Springtails is a colony of e-insects which react when touched. They fly through the air and if caught in a spring, the spring chimes. The result, a random zazen of Japanese-like bells and chimes. Boredomresearch, the crew responsible for springtails, cite ‘the simple rules found in natural systems’ as being the main current behind their computational artefacts. You know you’re in the right place when you find a piece called ‘Theatre of restless automata’.

landed: 2/7/2005 in:

Metaphysical Crystallography

Socialfiction, our favourite repository for experimental and algorithmic psychogeography memes has posted some great new ideas. Check out THE CRYSTAL-PUNK MANIFESTO - ‘Inorganic Strategies/Crystalline Tactics’. It comes across like an algorithmic TAZ lattice - which is a great place to be! The Crowd Crystallization Application looks alluring – we can only hope that it’s a kind of cellular automatic path finding crystallographic orienteering tool and art device! Or perhaps the app doesn’t really ‘exist’ at all?

As I mentioned once before on dataisnature, the algorithmic code co-ordinates of cellular automata and L-systems are an obvious entrée into computation psychogeography and Socialfiction seems to be exploring this path with great fervour! Further Socialfiction is taking it upon itself to express the ‘mind-derive’ with the unfolding $tring theory of algorithmic dreaming! Nice.

landed: 2/4/2005 in:

BrowserSpatials

Here’s a selection of browserspace that’s been leaking through the liquid crystals over the last few days.

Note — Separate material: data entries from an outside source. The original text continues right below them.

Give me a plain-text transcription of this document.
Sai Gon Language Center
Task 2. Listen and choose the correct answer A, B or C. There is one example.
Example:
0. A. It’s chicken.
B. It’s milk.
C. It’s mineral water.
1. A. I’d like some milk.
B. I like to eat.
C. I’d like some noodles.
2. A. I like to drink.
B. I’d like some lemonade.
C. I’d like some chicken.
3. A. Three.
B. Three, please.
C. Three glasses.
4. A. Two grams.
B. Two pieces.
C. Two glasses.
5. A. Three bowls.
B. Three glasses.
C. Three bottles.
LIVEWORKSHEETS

AUSPIRAL v.001 is animating audio code, drawing frequency data as circles and squares.

Ertdfgcvb contains interactivities with a particular interest in 3-dimensional space, checkout f/a -18, Magneto and the lovely Ultramoiré. Dataisnature has a bit of a thing for Moirés - for more linear interference check out the last paragraph of this post

Newyorkcitywalk is a web document of a major psychogeographic achievement! – walking the complete Manhattan Island! I particularly like the marked map.

‘The map I walked with was an old version published by Hagstrom. Some people think its more “artistic” than the new computer-generated version. I marked off the streets with a black Sharpie marker as I went. As you can see below, by the end the street names were completely illegible, and I ended up carrying another map so I could figure out where the heck I was.’

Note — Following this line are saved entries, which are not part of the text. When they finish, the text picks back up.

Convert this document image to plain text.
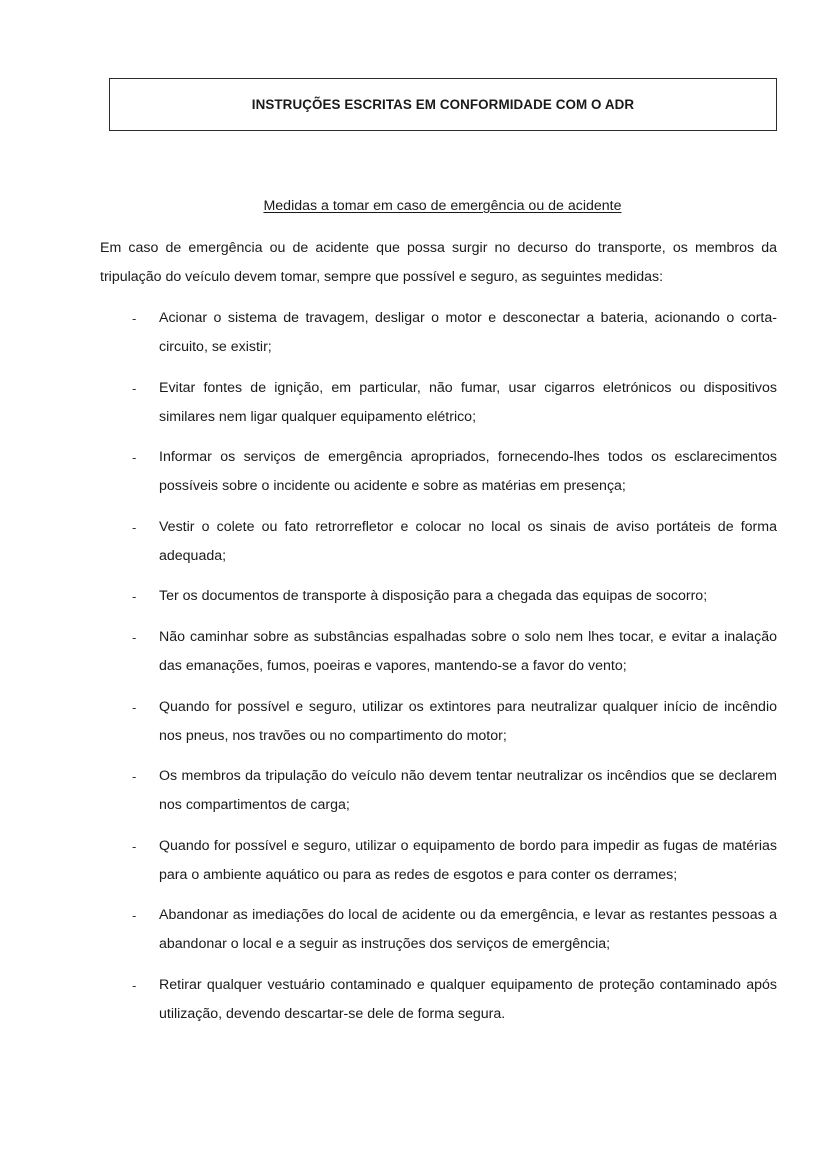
INSTRUÇÕES ESCRITAS EM CONFORMIDADE COM O ADR
Medidas a tomar em caso de emergência ou de acidente

Em caso de emergência ou de acidente que possa surgir no decurso do transporte, os membros da tripulação do veículo devem tomar, sempre que possível e seguro, as seguintes medidas:

- Acionar o sistema de travagem, desligar o motor e desconectar a bateria, acionando o corta-circuito, se existir;
- Evitar fontes de ignição, em particular, não fumar, usar cigarros eletrónicos ou dispositivos similares nem ligar qualquer equipamento elétrico;
- Informar os serviços de emergência apropriados, fornecendo-lhes todos os esclarecimentos possíveis sobre o incidente ou acidente e sobre as matérias em presença;
- Vestir o colete ou fato retrorrefletor e colocar no local os sinais de aviso portáteis de forma adequada;
- Ter os documentos de transporte à disposição para a chegada das equipas de socorro;
- Não caminhar sobre as substâncias espalhadas sobre o solo nem lhes tocar, e evitar a inalação das emanações, fumos, poeiras e vapores, mantendo-se a favor do vento;
- Quando for possível e seguro, utilizar os extintores para neutralizar qualquer início de incêndio nos pneus, nos travões ou no compartimento do motor;
- Os membros da tripulação do veículo não devem tentar neutralizar os incêndios que se declarem nos compartimentos de carga;
- Quando for possível e seguro, utilizar o equipamento de bordo para impedir as fugas de matérias para o ambiente aquático ou para as redes de esgotos e para conter os derrames;
- Abandonar as imediações do local de acidente ou da emergência, e levar as restantes pessoas a abandonar o local e a seguir as instruções dos serviços de emergência;
- Retirar qualquer vestuário contaminado e qualquer equipamento de proteção contaminado após utilização, devendo descartar-se dele de forma segura.
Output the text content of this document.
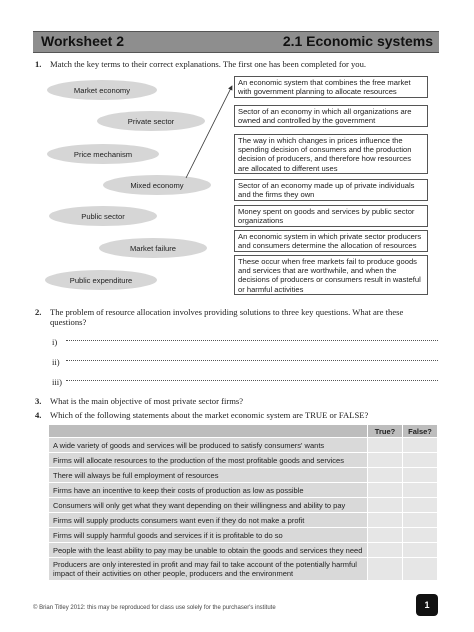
Worksheet 2	2.1 Economic systems
1. Match the key terms to their correct explanations. The first one has been completed for you.
Market economy
Private sector
Price mechanism
Mixed economy
Public sector
Market failure
Public expenditure
An economic system that combines the free market with government planning to allocate resources
Sector of an economy in which all organizations are owned and controlled by the government
The way in which changes in prices influence the spending decision of consumers and the production decision of producers, and therefore how resources are allocated to different uses
Sector of an economy made up of private individuals and the firms they own
Money spent on goods and services by public sector organizations
An economic system in which private sector producers and consumers determine the allocation of resources
These occur when free markets fail to produce goods and services that are worthwhile, and when the decisions of producers or consumers result in wasteful or harmful activities
2. The problem of resource allocation involves providing solutions to three key questions. What are these questions?
i)
ii)
iii)
3. What is the main objective of most private sector firms?
4. Which of the following statements about the market economic system are TRUE or FALSE?
	True?	False?
A wide variety of goods and services will be produced to satisfy consumers' wants		
Firms will allocate resources to the production of the most profitable goods and services		
There will always be full employment of resources		
Firms have an incentive to keep their costs of production as low as possible		
Consumers will only get what they want depending on their willingness and ability to pay		
Firms will supply products consumers want even if they do not make a profit		
Firms will supply harmful goods and services if it is profitable to do so		
People with the least ability to pay may be unable to obtain the goods and services they need		
Producers are only interested in profit and may fail to take account of the potentially harmful impact of their activities on other people, producers and the environment		
© Brian Titley 2012: this may be reproduced for class use solely for the purchaser's institute	1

While on maps,don’t go north of the river mate! Grab this PDF while you can as I read recently that TFL licensing doesn’t always take too kindly to modifications of their sacred schematic! DataisNature Mansions are located in deepest Sarf-East London so I found this particularly a top-notch ting, innit!

landed: 2/3/2005 in:

Computational Archeology

As readers of this blog will be aware, I’ve developed a fair craving for the history of computer art and all its related nodes. I’ve been intrigued by the quality of the early work, the beautiful and provocative artefacts that populate the early part of the timeline. In all movements, music or art, it often seems that it is the early years that are suffused with an abundance of optimism, they also benefit from being blind to any overall notion of genre history – and this is what give rise to artefacts that are so diverse, vibrant and interesting, there is an innocence in there that seems to be communicated.

Check out ‘Visual Intelligence: The First Decade of Computer Art’ by Frank Dietrich. (3.2MB)

Long out of print, this little gem of information written in 1985, has been scanned and PDF’d by Frank for your online perusal.